A gauche, tout le monde est beau tout le monde est gentil. C’est la tonalité des universités d’été qui se sont tenues ce week end.

Drapeau rouge du Parti Communiste Francais (PCF) lors de l Universite d ete. Aix en Provence, France, le 24 aout 2019.
Drapeau rouge du Parti Communiste Francais (PCF) lors de l Universite d ete. Aix en Provence, France, le 24 aout 2019. © AFP / Mathieu Menard / Hans Lucas

Mais la réalité serait plus cruelle ?

Comme dans un beau mouvement d’unité retrouvée, La France Insoumise, les socialistes, les verts et les communistes ont tenu, chacun de son côté, leurs universités d’été.
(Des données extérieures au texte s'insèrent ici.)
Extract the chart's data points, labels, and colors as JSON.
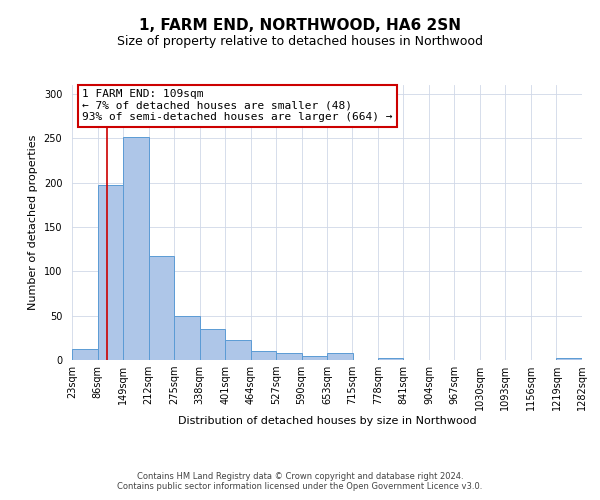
{
  "title": "1, FARM END, NORTHWOOD, HA6 2SN",
  "subtitle": "Size of property relative to detached houses in Northwood",
  "xlabel": "Distribution of detached houses by size in Northwood",
  "ylabel": "Number of detached properties",
  "bin_edges": [
    23,
    86,
    149,
    212,
    275,
    338,
    401,
    464,
    527,
    590,
    653,
    715,
    778,
    841,
    904,
    967,
    1030,
    1093,
    1156,
    1219,
    1282
  ],
  "bar_heights": [
    12,
    197,
    251,
    117,
    50,
    35,
    23,
    10,
    8,
    5,
    8,
    0,
    2,
    0,
    0,
    0,
    0,
    0,
    0,
    2
  ],
  "bar_color": "#aec6e8",
  "bar_edgecolor": "#5b9bd5",
  "property_line_x": 109,
  "property_line_color": "#cc0000",
  "annotation_line1": "1 FARM END: 109sqm",
  "annotation_line2": "← 7% of detached houses are smaller (48)",
  "annotation_line3": "93% of semi-detached houses are larger (664) →",
  "annotation_box_color": "#ffffff",
  "annotation_box_edgecolor": "#cc0000",
  "ylim": [
    0,
    310
  ],
  "yticks": [
    0,
    50,
    100,
    150,
    200,
    250,
    300
  ],
  "footer_line1": "Contains HM Land Registry data © Crown copyright and database right 2024.",
  "footer_line2": "Contains public sector information licensed under the Open Government Licence v3.0.",
  "background_color": "#ffffff",
  "grid_color": "#d0d8e8",
  "title_fontsize": 11,
  "subtitle_fontsize": 9,
  "axis_label_fontsize": 8,
  "ylabel_fontsize": 8,
  "tick_fontsize": 7,
  "annotation_fontsize": 8,
  "footer_fontsize": 6
}
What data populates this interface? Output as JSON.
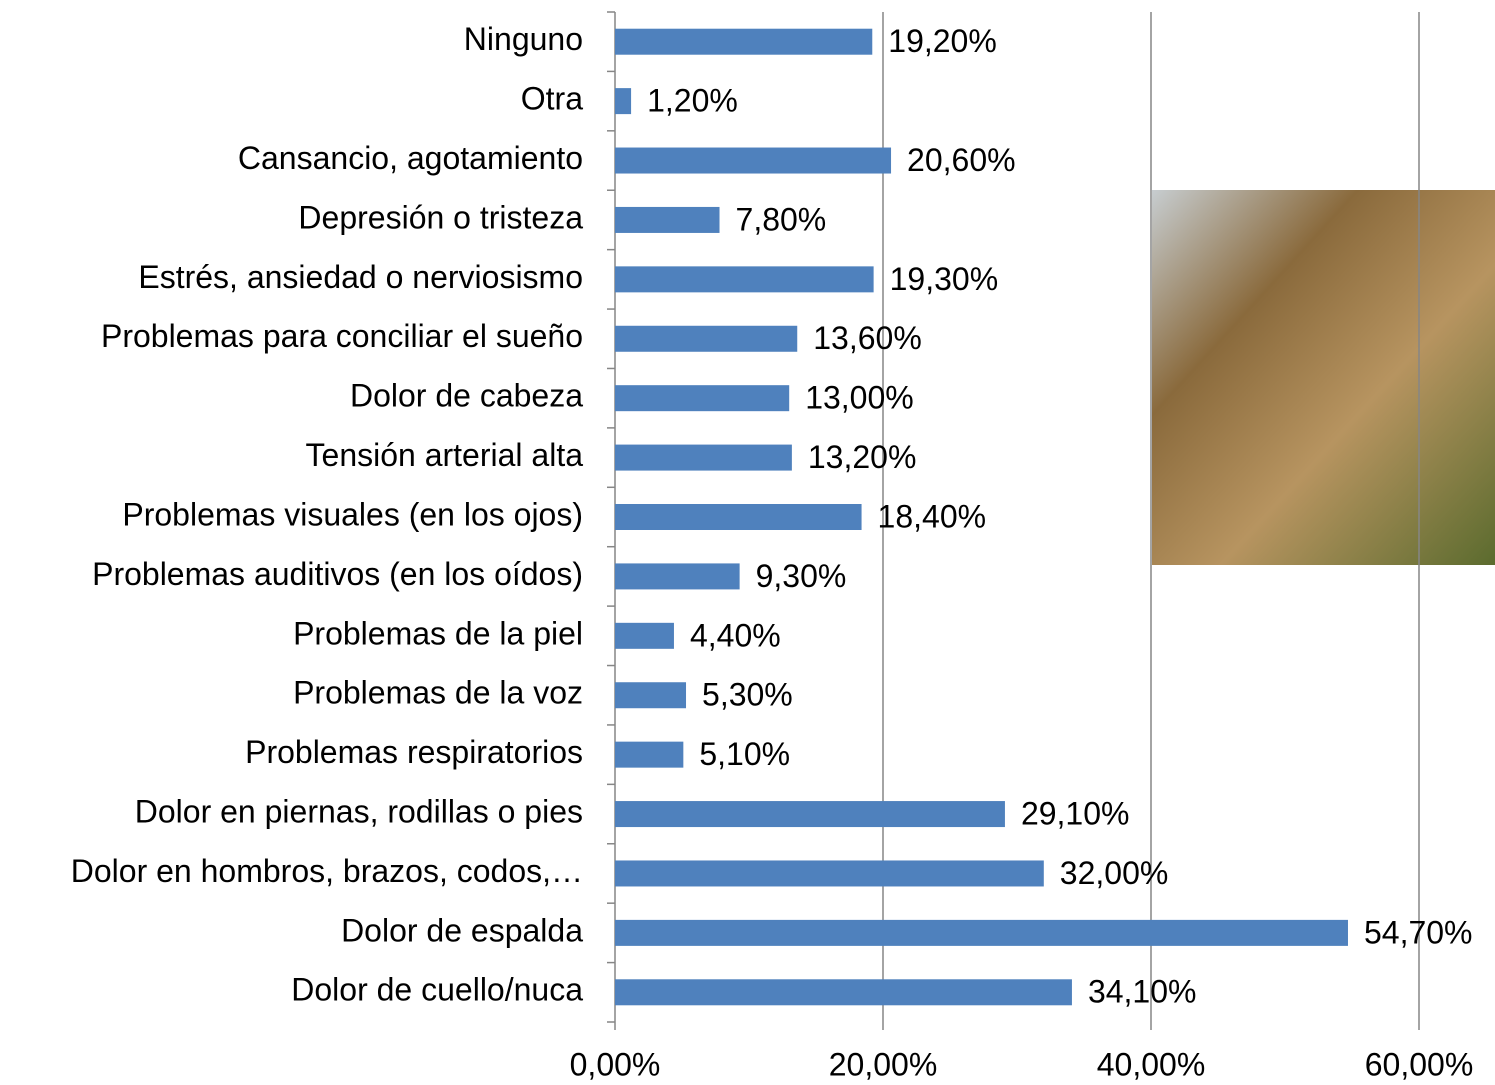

Leur but : réfléchir à la ligne politique après les Européennes et après la crise des Gilets jaunes dont, aucun n’a profité ou si peu… Et aussi avant les municipales, de définir une stratégie gagnante face à une droite embourbée et une macronie en manque d’ancrage local… Alors, on a pu voir le socialiste Olivier Faure, à la Rochelle, appeler de nouveau au rassemblement même sans leadership PS ou l’écolo Yannick Jadot, à Toulouse, donner une poignée de main amicale à l’insoumis François Ruffin… 

Pourquoi ne pas les croire, ils y ont tous intérêt non ?

C’est vrai que face à la macronie et au lepénisme mieux vaut être 4 que 1+1+1+1… Les municipales de mars prochain s’y prêtent d’autant mieux que de nombreuses villes sont déjà gouvernées par une  gauche unie. En outre, et c’est une chance pour les partis en place, à gauche comme à droite, la République En Marche, inexistante lors du précédent scrutin de 2014 ne compte quasiment pas de maire… Après deux ans de gouvernement Philippe, les candidats de l’opposition, surtout ceux de gauche ou du Rassemblement national, peuvent capitaliser sur les déçus de la macronie dont ils soulignent la dérive droitière. Et pourtant, la donne n’est pas aussi simple…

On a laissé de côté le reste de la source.